“Oh,” said Hans Holmen again, “it’s early rather than late. It is just about one o’clock.”
Gaupa waited. Full well he knew that Hans must have a very special reason for coming in the night like that.
Then Hans began to relate how he was fishing along the river. There was a dense thicket of bushes growing along the bank and he was well hidden. While he was baiting his hook an enormous animal came out of the undergrowth just to the south of him. At first he thought it was a horse, and wondered why it had no bell, and besides it was not quite the shape of a horse either. When the animal waded out into the river he saw it against the sky-line and recognised it as an elk of unusual size.
Hans Holmen went close up to Gaupa. He lowered his voice as if telling a secret.
“‘Twas the wizard elk I saw,” he said; “I saw the mark of your knife.”
He waited.
“Well,” he summed up the situation, “I thought I’d better tell you, when I saw the light in your window. That elk waded across the river and went up the other side, so now you know where to find his spoor.”

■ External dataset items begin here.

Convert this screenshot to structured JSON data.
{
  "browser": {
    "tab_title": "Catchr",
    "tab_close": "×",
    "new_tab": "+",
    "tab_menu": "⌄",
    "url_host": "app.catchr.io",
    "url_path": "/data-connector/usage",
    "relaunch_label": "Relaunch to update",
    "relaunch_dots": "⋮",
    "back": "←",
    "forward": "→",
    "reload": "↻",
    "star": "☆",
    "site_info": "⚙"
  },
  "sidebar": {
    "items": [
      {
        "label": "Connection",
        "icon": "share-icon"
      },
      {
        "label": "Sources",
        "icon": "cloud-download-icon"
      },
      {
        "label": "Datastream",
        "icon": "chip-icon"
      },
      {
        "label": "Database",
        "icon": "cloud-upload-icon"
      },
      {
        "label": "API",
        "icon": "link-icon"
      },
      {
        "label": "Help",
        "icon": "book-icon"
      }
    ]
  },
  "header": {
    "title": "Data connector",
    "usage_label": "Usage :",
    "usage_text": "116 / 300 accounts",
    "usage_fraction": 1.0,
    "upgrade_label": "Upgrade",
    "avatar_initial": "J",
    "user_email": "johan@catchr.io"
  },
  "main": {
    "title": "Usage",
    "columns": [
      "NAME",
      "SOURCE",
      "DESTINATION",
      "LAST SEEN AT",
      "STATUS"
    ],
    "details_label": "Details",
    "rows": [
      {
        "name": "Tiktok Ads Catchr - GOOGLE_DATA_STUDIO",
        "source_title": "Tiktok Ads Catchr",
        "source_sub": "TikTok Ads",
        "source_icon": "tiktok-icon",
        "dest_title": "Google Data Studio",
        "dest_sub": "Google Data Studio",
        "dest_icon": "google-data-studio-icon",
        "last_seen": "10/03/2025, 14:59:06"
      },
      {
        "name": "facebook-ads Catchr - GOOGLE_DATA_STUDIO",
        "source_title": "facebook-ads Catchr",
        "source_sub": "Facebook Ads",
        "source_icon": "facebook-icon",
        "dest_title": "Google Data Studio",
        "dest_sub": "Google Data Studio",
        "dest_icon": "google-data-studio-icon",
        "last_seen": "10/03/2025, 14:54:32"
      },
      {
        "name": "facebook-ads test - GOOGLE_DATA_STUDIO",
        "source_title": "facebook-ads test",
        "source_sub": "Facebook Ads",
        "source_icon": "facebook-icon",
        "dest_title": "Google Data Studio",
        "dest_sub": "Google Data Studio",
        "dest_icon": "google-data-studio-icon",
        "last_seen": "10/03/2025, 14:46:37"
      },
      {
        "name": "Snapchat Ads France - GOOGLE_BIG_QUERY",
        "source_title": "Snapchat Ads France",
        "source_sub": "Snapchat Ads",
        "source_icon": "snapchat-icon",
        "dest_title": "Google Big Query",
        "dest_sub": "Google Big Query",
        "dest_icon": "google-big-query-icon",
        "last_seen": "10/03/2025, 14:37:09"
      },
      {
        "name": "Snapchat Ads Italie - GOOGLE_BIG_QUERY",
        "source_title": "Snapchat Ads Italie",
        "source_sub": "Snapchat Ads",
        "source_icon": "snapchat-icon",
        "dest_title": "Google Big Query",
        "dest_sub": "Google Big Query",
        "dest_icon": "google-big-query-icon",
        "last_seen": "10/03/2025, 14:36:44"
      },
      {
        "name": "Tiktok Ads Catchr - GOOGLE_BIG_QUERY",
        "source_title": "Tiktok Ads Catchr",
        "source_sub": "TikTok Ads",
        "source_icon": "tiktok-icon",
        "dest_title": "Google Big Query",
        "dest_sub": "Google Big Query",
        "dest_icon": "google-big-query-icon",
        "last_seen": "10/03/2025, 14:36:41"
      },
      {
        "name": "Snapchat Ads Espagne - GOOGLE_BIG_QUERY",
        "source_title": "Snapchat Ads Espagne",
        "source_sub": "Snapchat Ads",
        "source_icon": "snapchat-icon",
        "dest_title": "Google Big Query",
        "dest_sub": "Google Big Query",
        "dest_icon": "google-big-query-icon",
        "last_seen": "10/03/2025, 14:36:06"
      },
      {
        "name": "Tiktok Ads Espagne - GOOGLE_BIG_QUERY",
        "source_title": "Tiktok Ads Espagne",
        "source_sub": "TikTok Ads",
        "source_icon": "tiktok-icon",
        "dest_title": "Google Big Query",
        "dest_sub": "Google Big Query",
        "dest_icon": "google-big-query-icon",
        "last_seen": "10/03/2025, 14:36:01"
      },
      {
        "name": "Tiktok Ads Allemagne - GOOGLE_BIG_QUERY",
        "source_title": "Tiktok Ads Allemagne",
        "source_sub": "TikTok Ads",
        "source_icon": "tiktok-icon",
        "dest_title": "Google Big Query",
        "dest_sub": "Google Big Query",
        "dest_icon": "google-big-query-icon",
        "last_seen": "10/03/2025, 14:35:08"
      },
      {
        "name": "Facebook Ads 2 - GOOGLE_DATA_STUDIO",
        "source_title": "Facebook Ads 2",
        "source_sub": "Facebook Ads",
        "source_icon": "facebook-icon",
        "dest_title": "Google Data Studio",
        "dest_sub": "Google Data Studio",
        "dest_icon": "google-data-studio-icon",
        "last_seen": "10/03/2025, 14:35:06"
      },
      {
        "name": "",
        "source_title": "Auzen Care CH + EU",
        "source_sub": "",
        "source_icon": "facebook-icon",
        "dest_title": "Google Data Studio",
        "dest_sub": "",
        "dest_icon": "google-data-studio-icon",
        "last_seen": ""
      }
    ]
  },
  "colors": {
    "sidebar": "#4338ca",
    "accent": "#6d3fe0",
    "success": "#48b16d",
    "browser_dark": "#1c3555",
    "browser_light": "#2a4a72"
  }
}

Hans Holmen left, and Gaupa closed the door. He remained for some seconds staring down on the floor, standing in his shirt and trousers.
But out on the high road Hans Holmen went straight homewards and not towards the river.
In Lynx Hut the petroleum lamp was still burning. Gaupa went to and fro slowly, busy as usual. He baked potato flap-jacks on his stove, filled the wooden butter cup, and made ready for a tramp with his knapsack, Bjönn, and “The Tempest.”